Selon cette organisation mondiale, cette situation provient de la conjonction de la crise de la Covid-19 et du conflit en Ukraine. Les pays les plus démunis font face à une dette qui équivaut à 171% de leurs dépenses combinées en santé, éducation et protection sociale, entravant leur capacité à lutter contre le VIH. De plus, le financement national pour la lutte contre le VIH diminue depuis deux ans dans les pays à revenu faible et intermédiaire. La guerre en Ukraine a également provoqué une forte hausse des prix des denrées alimentaires à l’échelle mondiale, aggravant l’insécurité alimentaire des personnes vivant avec le VIH et augmentant le risque d’interruptions de leur traitement.
L’Onusida note également qu’en 2021, “les ressources financières internationales disponibles pour la lutte contre le VIH étaient inférieures de 6% à celles de 2010. De plus, l’aide étrangère au développement pour le VIH fournie par des donateurs bilatéraux autres que les États-Unis a diminué de 57% au cours de la dernière décennie. Il manque actuellement 8 milliards de dollars pour répondre aux besoins de la lutte contre le VIH dans les pays à revenu faible et intermédiaire d’ici 2025.”

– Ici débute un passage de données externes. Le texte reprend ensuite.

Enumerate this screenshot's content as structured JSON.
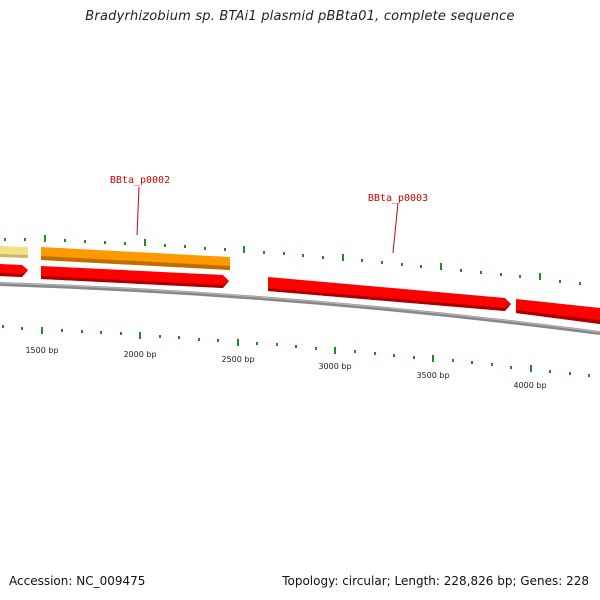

Cette situation n’est pas sans impact sur la croissance économique et le développement social. Le Docteur Clarimond Raveloson cite “la réduction de la main d’oeuvre, la perte de travailleurs qualifiés et expérimentés ou l’augmentation des coûts de production pour les employeurs liés notamment aux assurances maladie et à la necessité de former de nouveaux travailleurs parmis les impacts du Sida sur le plan économique et social. Cette situation peut également avoir un impact notoire sur le monde du travail, car il frappe le segment le plus productif de la main d’oeuvre, réduit les gains et accroît considérablement les dépenses des entreprises de tous les secteurs d’activité parce qu’il réduit la production,” soulève également le Dr Clarimond Raveloson.